Aleksandra Mir


The Guardian, London, Aug 2002
By Robert Clark

14 Sept - 9 Nov 2002
Wolverhampton Art Gallery, Lichfield St, Wolverhampton, West Midlands, WV1 1DU - UK

"How does/could/would the withdrawal of art affect the world?" The curator Gavin Wade posed this question to more than 100 artists and arts writers around the world. Now their responses have been wall-mounted by the artist Liam Gillick in an exhibition whose design has all the red, black and white geometric bravado of traditional revolutionary graphics.

Well, what if artists were to go on strike? Would anyone notice or care? Or would some clever-dick theorist simply redefine the strike as an alternative form of conceptual creativity and have done with it? Could Wade really be serious?

He must have known he was asking for it. Artists aren't always very lucid when it comes to justifying the social utility of their work. And arts writers are often at their most obtuse when reflecting on art's political relevance. Surely Wade must have known that quite a few artists would respond in a spirit of mischievous irreverence suitable to the rhetorical preposterousness of the question.

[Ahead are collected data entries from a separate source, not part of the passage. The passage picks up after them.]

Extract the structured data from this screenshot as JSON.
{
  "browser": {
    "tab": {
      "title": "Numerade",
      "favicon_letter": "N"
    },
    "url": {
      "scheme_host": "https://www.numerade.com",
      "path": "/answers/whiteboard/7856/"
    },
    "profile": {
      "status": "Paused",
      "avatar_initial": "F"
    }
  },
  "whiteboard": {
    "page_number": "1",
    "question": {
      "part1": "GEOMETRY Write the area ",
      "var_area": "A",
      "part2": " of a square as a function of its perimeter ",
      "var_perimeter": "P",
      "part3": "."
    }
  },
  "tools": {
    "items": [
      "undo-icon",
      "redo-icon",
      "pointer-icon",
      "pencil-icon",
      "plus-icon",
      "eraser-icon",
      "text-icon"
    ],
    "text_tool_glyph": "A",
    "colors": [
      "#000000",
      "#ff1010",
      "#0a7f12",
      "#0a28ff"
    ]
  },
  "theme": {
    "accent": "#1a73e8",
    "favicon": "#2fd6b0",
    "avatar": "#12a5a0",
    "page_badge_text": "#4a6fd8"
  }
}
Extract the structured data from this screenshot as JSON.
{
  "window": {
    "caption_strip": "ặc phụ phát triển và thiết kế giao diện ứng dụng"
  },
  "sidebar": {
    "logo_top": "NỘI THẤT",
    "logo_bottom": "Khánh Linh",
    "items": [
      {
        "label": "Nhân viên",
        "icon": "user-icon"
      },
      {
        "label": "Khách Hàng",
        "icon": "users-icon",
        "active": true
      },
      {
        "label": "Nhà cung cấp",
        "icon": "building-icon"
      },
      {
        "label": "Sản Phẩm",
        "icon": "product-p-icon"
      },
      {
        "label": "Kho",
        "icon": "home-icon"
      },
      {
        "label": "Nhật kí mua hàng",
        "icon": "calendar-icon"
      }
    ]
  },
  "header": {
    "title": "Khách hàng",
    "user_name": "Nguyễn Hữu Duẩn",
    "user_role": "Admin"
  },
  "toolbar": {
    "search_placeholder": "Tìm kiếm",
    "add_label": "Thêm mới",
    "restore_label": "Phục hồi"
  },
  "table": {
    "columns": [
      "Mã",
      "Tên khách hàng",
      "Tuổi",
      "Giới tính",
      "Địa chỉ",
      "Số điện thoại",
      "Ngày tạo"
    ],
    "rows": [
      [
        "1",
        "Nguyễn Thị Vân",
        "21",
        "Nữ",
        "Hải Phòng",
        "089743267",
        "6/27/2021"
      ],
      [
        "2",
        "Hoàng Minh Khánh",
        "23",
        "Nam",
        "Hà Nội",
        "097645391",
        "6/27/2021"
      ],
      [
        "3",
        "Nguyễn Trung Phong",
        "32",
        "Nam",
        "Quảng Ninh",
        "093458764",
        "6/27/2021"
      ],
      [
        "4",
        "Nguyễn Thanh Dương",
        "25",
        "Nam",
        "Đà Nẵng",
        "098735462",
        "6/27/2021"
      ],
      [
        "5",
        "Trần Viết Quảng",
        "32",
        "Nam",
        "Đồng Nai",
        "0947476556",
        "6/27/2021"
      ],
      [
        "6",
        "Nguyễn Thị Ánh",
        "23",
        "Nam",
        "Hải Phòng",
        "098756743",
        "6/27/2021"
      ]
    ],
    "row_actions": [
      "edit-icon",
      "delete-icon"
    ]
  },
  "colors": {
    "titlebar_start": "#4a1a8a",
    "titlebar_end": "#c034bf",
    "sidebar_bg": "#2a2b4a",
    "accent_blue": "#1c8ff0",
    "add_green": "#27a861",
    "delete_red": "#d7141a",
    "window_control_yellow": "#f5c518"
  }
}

So the exhibition amounts to a clamour of voices ranging from the ardent through the awkward to the absurd. Of the more sober-minded replies, the painter Leon Golub's contradictory response is perhaps the most sensible: "The withdrawal of art wouldn't affect the world one iota. The withdrawal of art would be a disaster." More intriguing are the respondents who were sufficiently imaginative to leave the question behind. Aleksandra Mir states: "I cannot imagine a world without art, but here are the contents of my fridge," before listing everything from "one red onion" to "five bottles of Corona beer". Fiona Banner, for some reason, gets all heated in a texts titled Solar Anus: "Pushing through her stung pouting vulva, sweat the only thing parting them—each time it comes out shinier, wetter."

As with so much contemporary culture, some of the best stuff is the most bewilderingly peculiar. Martin Vincent presents a script written in a trembling hand: "Like a vampire's soul. Like a Gypsy's curse." But for me, Gardar Eide Einarsson takes the prize for getting to the point with the simple graffiti scrawl: "You just don't get it dad, so fuck off."